L’évangéliaire de Tongres

Un texte de donation transcrit à la fin d’un évangéliaire de la fin du IX° siècle, aujourd’hui conservé dans le Trésor de la basilique Notre-Dame de Tongres, en Belgique, fait mention d’un ancien sanctuaire de l’évêché de Saint-Malo : « Moi, (…) Gleuhitr, (…), prêtre, (…) en faveur de mon seigneur Loeis Guoret, abbé, je donne en héritage à tout le clergé de cette église (…) ce livre des évangiles à l’église de saint Bern, en l’évêché de Saint-Malo. »

Le petit monastère cité dans ce texte a été identifié par de nombreux historiens comme étant l’église de saint Pern, canton de Bécherel, grâce notamment à certaines chartes du XI° siècle.

Une étude comparative très approfondie du texte par L. Lemoine, ainsi que des enluminures par J. Alexander, permet de penser que sa réalisation a été effectuée en milieu bretonnant, probablement au monastère Saint-Méen de Gaël. Ce manuscrit est, par sa taille (32 x 24,5 cm), le plus grand des évangéliaires bretons qui nous soient parvenus. Il est écrit sur deux colonnes et utilise une belle calligraphie Caroline adoptée en Bretagne au IX° siècle. Des annotations marginales permettent d’affirmer qu’il a été utilisé pour la liturgie. Il contient quelques lettrines remarquables, apparentées à l’art pré-roman.

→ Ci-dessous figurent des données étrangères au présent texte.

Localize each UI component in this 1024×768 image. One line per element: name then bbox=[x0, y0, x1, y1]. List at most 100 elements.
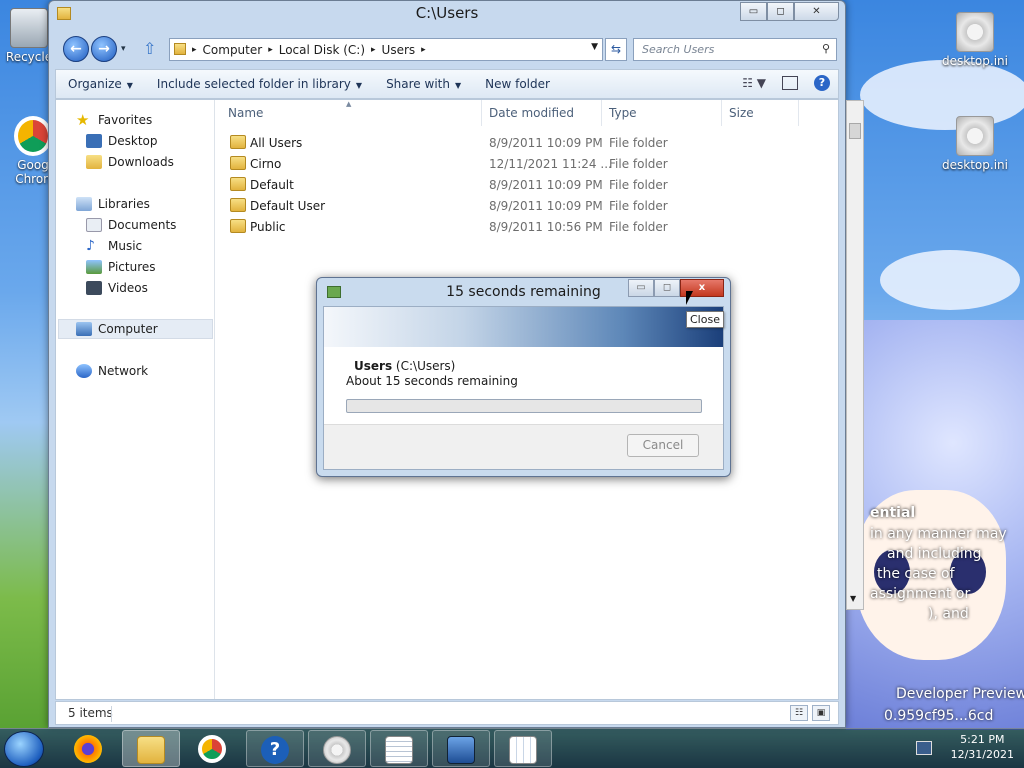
network-icon bbox=[76, 364, 92, 378]
chrome-icon bbox=[14, 116, 52, 156]
nav-downloads[interactable]: Downloads bbox=[86, 152, 214, 172]
column-separator[interactable] bbox=[798, 100, 799, 126]
change-view-icon[interactable]: ☷ ▼ bbox=[742, 76, 766, 90]
cancel-button[interactable]: Cancel bbox=[627, 434, 699, 457]
copy-progress-dialog[interactable]: 15 seconds remaining ▭ ◻ x Users (C:\Use… bbox=[316, 277, 731, 477]
column-separator[interactable] bbox=[601, 100, 602, 126]
nav-label: Videos bbox=[108, 281, 148, 295]
window-title: C:\Users bbox=[415, 4, 479, 22]
desktop-icon-label: Goog Chron bbox=[15, 158, 51, 186]
file-type: File folder bbox=[609, 198, 668, 213]
close-button[interactable]: ✕ bbox=[794, 2, 839, 21]
dialog-minimize-button[interactable]: ▭ bbox=[628, 279, 654, 297]
nav-pictures[interactable]: Pictures bbox=[86, 257, 214, 277]
dialog-content: Users (C:\Users) About 15 seconds remain… bbox=[323, 306, 724, 470]
address-dropdown-icon[interactable]: ▼ bbox=[591, 42, 598, 52]
minimize-button[interactable]: ▭ bbox=[740, 2, 767, 21]
file-type: File folder bbox=[609, 135, 668, 150]
recent-pages-dropdown[interactable]: ▾ bbox=[121, 44, 126, 54]
scroll-thumb[interactable] bbox=[849, 123, 861, 139]
nav-label: Pictures bbox=[108, 260, 156, 274]
table-row[interactable]: Default 8/9/2011 10:09 PM File folder bbox=[230, 174, 790, 195]
explorer-icon bbox=[137, 736, 165, 764]
documents-icon bbox=[86, 218, 102, 232]
refresh-button[interactable]: ⇆ bbox=[605, 38, 627, 61]
nav-computer[interactable]: Computer bbox=[58, 319, 213, 339]
maximize-button[interactable]: ◻ bbox=[767, 2, 794, 21]
navigation-pane: ★ Favorites Desktop Downloads Libraries D… bbox=[56, 100, 215, 699]
table-row[interactable]: Public 8/9/2011 10:56 PM File folder bbox=[230, 216, 790, 237]
taskbar-firefox[interactable] bbox=[60, 730, 118, 767]
clock-date: 12/31/2021 bbox=[950, 748, 1014, 761]
license-text-line: assignment or bbox=[870, 586, 971, 602]
nav-favorites[interactable]: ★ Favorites bbox=[76, 110, 214, 130]
table-row[interactable]: Default User 8/9/2011 10:09 PM File folder bbox=[230, 195, 790, 216]
column-header-name[interactable]: Name bbox=[228, 106, 263, 126]
include-in-library-menu[interactable]: Include selected folder in library ▼ bbox=[145, 77, 374, 91]
license-text-line: 0.959cf95...6cd bbox=[884, 708, 994, 724]
license-text-line: ), and bbox=[928, 606, 969, 622]
large-icons-view-icon[interactable]: ▣ bbox=[812, 705, 830, 721]
share-with-menu[interactable]: Share with ▼ bbox=[374, 77, 473, 91]
breadcrumb-users[interactable]: Users bbox=[382, 43, 416, 57]
forward-button[interactable]: → bbox=[91, 36, 117, 62]
folder-shortcut-icon bbox=[230, 198, 246, 212]
organize-menu[interactable]: Organize ▼ bbox=[56, 77, 145, 91]
up-arrow-icon[interactable]: ⇧ bbox=[143, 39, 156, 58]
breadcrumb-local-disk[interactable]: Local Disk (C:) bbox=[279, 43, 365, 57]
column-separator[interactable] bbox=[721, 100, 722, 126]
dialog-maximize-button[interactable]: ◻ bbox=[654, 279, 680, 297]
column-header-size[interactable]: Size bbox=[729, 106, 754, 126]
address-bar[interactable]: ▸ Computer ▸ Local Disk (C:) ▸ Users ▸ ▼ bbox=[169, 38, 603, 61]
search-input[interactable]: Search Users ⚲ bbox=[633, 38, 837, 61]
settings-icon bbox=[323, 736, 351, 764]
nav-music[interactable]: ♪ Music bbox=[86, 236, 214, 256]
desktop-icon-label: Recycle bbox=[5, 50, 53, 64]
taskbar-help[interactable]: ? bbox=[246, 730, 304, 767]
nav-label: Desktop bbox=[108, 134, 158, 148]
taskbar-explorer[interactable] bbox=[122, 730, 180, 767]
back-button[interactable]: ← bbox=[63, 36, 89, 62]
clock[interactable]: 5:21 PM 12/31/2021 bbox=[951, 732, 1014, 762]
details-view-icon[interactable]: ☷ bbox=[790, 705, 808, 721]
column-separator[interactable] bbox=[481, 100, 482, 126]
nav-documents[interactable]: Documents bbox=[86, 215, 214, 235]
desktop-icon-desktop-ini[interactable]: desktop.ini bbox=[940, 12, 1010, 68]
source-name: Users bbox=[354, 359, 393, 373]
folder-icon bbox=[230, 177, 246, 191]
breadcrumb-separator[interactable]: ▸ bbox=[421, 45, 426, 55]
taskbar-calendar[interactable] bbox=[494, 730, 552, 767]
desktop-icon-desktop-ini[interactable]: desktop.ini bbox=[940, 116, 1010, 172]
source-path: (C:\Users) bbox=[395, 359, 456, 373]
nav-videos[interactable]: Videos bbox=[86, 278, 214, 298]
file-name: Default bbox=[250, 177, 294, 192]
breadcrumb-separator[interactable]: ▸ bbox=[371, 45, 376, 55]
nav-desktop[interactable]: Desktop bbox=[86, 131, 214, 151]
nav-network[interactable]: Network bbox=[76, 361, 214, 381]
preview-pane-icon[interactable] bbox=[782, 76, 798, 90]
folder-shortcut-icon bbox=[230, 135, 246, 149]
folder-icon bbox=[174, 43, 186, 55]
column-header-type[interactable]: Type bbox=[609, 106, 637, 126]
new-folder-button[interactable]: New folder bbox=[473, 77, 562, 91]
scroll-down-icon[interactable]: ▼ bbox=[850, 594, 856, 603]
license-text-line: Developer Preview bbox=[896, 686, 1024, 702]
taskbar-network[interactable] bbox=[432, 730, 490, 767]
nav-libraries[interactable]: Libraries bbox=[76, 194, 214, 214]
help-icon[interactable]: ? bbox=[814, 75, 830, 91]
breadcrumb-computer[interactable]: Computer bbox=[203, 43, 263, 57]
table-row[interactable]: All Users 8/9/2011 10:09 PM File folder bbox=[230, 132, 790, 153]
taskbar-chrome[interactable] bbox=[184, 730, 242, 767]
dialog-footer: Cancel bbox=[324, 424, 723, 469]
breadcrumb-separator[interactable]: ▸ bbox=[268, 45, 273, 55]
network-icon bbox=[447, 736, 475, 764]
tray-network-icon[interactable] bbox=[916, 741, 932, 755]
background-window-scrollbar[interactable]: ▼ bbox=[846, 100, 864, 610]
breadcrumb-separator[interactable]: ▸ bbox=[192, 45, 197, 55]
start-button[interactable] bbox=[4, 731, 44, 767]
taskbar-settings[interactable] bbox=[308, 730, 366, 767]
taskbar-notepad[interactable] bbox=[370, 730, 428, 767]
table-row[interactable]: Cirno 12/11/2021 11:24 ... File folder bbox=[230, 153, 790, 174]
license-text-line: ential bbox=[870, 505, 916, 521]
column-header-date[interactable]: Date modified bbox=[489, 106, 574, 126]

Toutes les sources écrites de l’époque s’accordent pour décrire le véritable drame dont la Bretagne fut le théâtre dans les années 913 – 937. Après une époque d’accalmie sous le règne d’Alain le Grand (888-907), les raids de pillage des Vikings reprennent. Ils connaissent leur paroxysme dans les années 919-921. Les élites et les religieux partent en exil : « en l’an 919, les Normands dévastèrent toute la Bretagne située dans l’angle de la Gaule, au bord de la mer ; ils l’écrasent, la détruisent, ils enlèvent, chassent, ou vendent tous les Bretons. » (Annales de Flodoard de Reims). De même, le récit de la translation des reliques de saint Magloire montre le clergé d’Alet (aujourd’hui Saint-Servan) fuyant à la suite de son évêque à l’abbaye de Léhon (proche de Dinan), où de nombreux clercs et religieux s’étaient déjà rassemblés. De là, ils décident de gagner les régions de la Gaule où ils pourraient jouir de la paix et du repos, emportant reliques, livres et objets de culte. C’est ainsi que les moines de Saint Pern trouvèrent refuge à Tongres, non loin d’Aix-la-Chapelle, au cœur de l’empire carolingien ; ils offrirent l’évangéliaire à leurs hôtes, pour prix de leur accueil pendant ces sombres années.

Extraits du texte de Patrick Souben
in « La Vie du du Doyenné » d’octobre 2003.